People v. Sullivan

Lane, J.

The evidence adduced with regard to the commission of the double homicide in this case is most graphic, and the dissent concedes that the proof of the performance by the defendant of the criminal acts alleged was established beyond a reasonable doubt.

There remains for discussion, however, a twofold problem with regard to the defendant; namely, was he insane at the time of the commission of the crime, and was he competent to stand trial?

As to the former claim of insanity at the time of the crime, we note that defendant refused to be examined by psychiatrists. He claimed that he was sane and that his defense of alibi was a complete defense to the crimes charged. He repeatedly stated that he understood the act of which he was accused and the consequences of that act.

Under these circumstances, the Trial Justice appropriately disallowed any medical testimony with regard to defendant’s insanity at the time of the commission of the crime (Matter of Lee v County Ct. of Erie County, 27 NY2d 432).

With regard to the second prong of defendant’s insanity— namely, his competency to stand trial—we find no reason to overturn the rulings of the Trial Justice.

Pursuant to CPL article 730, a pretrial hearing was held to determine whether defendant was an "incapacitated person”; i.e., was he able to understand the proceedings being conducted and also whether he was able to assist in his own defense (CPL 730.10, subd 1).

The caveat found in the psychiatric report that the defendant "might disorganize under the stress of incarceration and require psychiatric attention” does not vitiate the main findings . in the report that defendant was competent to stand trial.

*400The logic of the dissent in voting for a new trial for this defendant is marred by a fuzzing and merger of the two separate and distinct concepts of mental incapacity, one being the capacity of the defendant to know and appreciate the nature and consequences of his conduct or its wrongfulness, and the other being the competency of the defendant to understand the proceedings against him and his ability to assist in his own defense.

The only troublesome element during the trial which prompted the Trial Justice to direct a further psychiatric examination was whether defendant was able to assist in his own defense. Defendant, in fact, may not have assisted in his own defense to the extent that he disagreed with his own attorney’s theory of the case. However, this does not mean, nor does the record reveal, that defendant was mentally disoriented or that his trial was unfairly conducted.
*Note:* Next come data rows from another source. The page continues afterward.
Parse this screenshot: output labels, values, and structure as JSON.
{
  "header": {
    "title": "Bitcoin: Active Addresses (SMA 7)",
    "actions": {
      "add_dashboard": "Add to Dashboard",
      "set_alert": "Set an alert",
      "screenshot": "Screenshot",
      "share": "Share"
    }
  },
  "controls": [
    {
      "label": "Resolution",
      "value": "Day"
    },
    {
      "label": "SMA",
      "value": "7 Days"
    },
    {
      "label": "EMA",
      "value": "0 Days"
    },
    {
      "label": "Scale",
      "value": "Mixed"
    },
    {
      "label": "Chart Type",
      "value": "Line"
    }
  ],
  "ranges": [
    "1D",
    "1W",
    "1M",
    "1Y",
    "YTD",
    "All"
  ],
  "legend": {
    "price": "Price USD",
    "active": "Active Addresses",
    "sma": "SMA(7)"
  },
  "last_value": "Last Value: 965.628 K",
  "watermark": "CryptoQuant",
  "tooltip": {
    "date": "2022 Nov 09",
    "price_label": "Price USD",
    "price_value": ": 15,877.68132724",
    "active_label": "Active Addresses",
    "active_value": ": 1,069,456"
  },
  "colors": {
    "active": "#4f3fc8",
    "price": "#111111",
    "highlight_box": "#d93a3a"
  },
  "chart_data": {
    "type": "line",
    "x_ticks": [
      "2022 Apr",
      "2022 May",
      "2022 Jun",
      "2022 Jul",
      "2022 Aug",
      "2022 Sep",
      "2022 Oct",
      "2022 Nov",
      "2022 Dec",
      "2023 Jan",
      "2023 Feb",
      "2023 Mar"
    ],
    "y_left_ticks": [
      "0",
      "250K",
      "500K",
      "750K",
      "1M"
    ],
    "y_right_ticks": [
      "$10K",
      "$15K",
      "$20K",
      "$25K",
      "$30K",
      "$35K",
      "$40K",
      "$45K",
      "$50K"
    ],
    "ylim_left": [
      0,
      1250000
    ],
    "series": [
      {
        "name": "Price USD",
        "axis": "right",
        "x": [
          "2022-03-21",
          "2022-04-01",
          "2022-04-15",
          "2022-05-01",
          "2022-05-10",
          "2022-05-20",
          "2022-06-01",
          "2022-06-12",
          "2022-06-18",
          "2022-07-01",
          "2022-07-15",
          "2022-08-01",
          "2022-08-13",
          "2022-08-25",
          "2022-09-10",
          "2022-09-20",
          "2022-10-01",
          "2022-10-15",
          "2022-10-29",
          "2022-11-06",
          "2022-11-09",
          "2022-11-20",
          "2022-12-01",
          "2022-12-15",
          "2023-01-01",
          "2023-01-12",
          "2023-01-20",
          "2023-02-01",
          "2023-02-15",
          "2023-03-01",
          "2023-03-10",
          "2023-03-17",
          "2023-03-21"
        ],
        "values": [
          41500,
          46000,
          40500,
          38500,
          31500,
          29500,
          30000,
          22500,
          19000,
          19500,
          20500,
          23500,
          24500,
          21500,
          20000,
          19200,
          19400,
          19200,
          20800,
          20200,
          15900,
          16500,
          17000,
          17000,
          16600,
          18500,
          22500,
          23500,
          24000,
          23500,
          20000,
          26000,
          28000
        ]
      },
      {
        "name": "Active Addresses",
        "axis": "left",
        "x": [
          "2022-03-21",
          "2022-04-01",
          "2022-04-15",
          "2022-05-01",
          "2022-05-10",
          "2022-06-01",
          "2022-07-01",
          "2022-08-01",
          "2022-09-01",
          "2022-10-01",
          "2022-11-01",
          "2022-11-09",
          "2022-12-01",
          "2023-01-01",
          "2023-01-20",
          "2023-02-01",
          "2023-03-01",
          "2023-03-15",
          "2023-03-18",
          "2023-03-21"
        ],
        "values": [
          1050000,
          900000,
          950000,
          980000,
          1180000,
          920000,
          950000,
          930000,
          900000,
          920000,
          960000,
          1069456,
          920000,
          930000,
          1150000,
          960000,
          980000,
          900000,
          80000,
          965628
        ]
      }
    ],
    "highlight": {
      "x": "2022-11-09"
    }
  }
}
Lastly, it must be noted that the alleged incapacity of juror No. 8 does not warrant reversal and remand for a new trial. When that juror’s comments were revealed to the court, a psychiatric examination was directed. The reporting doctor concluded that, though the juror suffered from hallucinations, he was nonetheless competent to make a judgment on the merits of the case presented to him in court.

Recently, a juror in attendance at a trial in the Federal District Court for the Southern District was found to have "hallucinatory tendencies, symptoms of possible psychosis, paranoia, and grandiosity, and in general an inability to appreciate reality without fantasizing.” Nonetheless, the Court of Appeals for the Second Circuit found this not to be sufficient grounds for reversal (Dioguardi v United States, 492 F2d 70, cert den 419 US 873).

In that case, Judge Lumbard stated (p 79): "Reluctance to inquire into the state of mind of any juror and into the conduct of the jurors during their deliberations rests on sound reasons. The rule against any inquiry whatever recognizes exceptions only where there is clear and incontrovertible evidence of incompetence shortly before or after jury service, clear evidence of some criminal act, or evidence of some 'objective fact’ of internal impropriety.” Similarly, in the case at bar, there has been insufficient shown to warrant reversal on the basis of the alleged incompetence of juror No. 8.

Accordingly, the judgment of the Supreme Court, Bronx County, rendered June 29, 1973, convicting the defendant *401after trial of two counts of murder and of possession of a weapon as a felony, should be affirmed.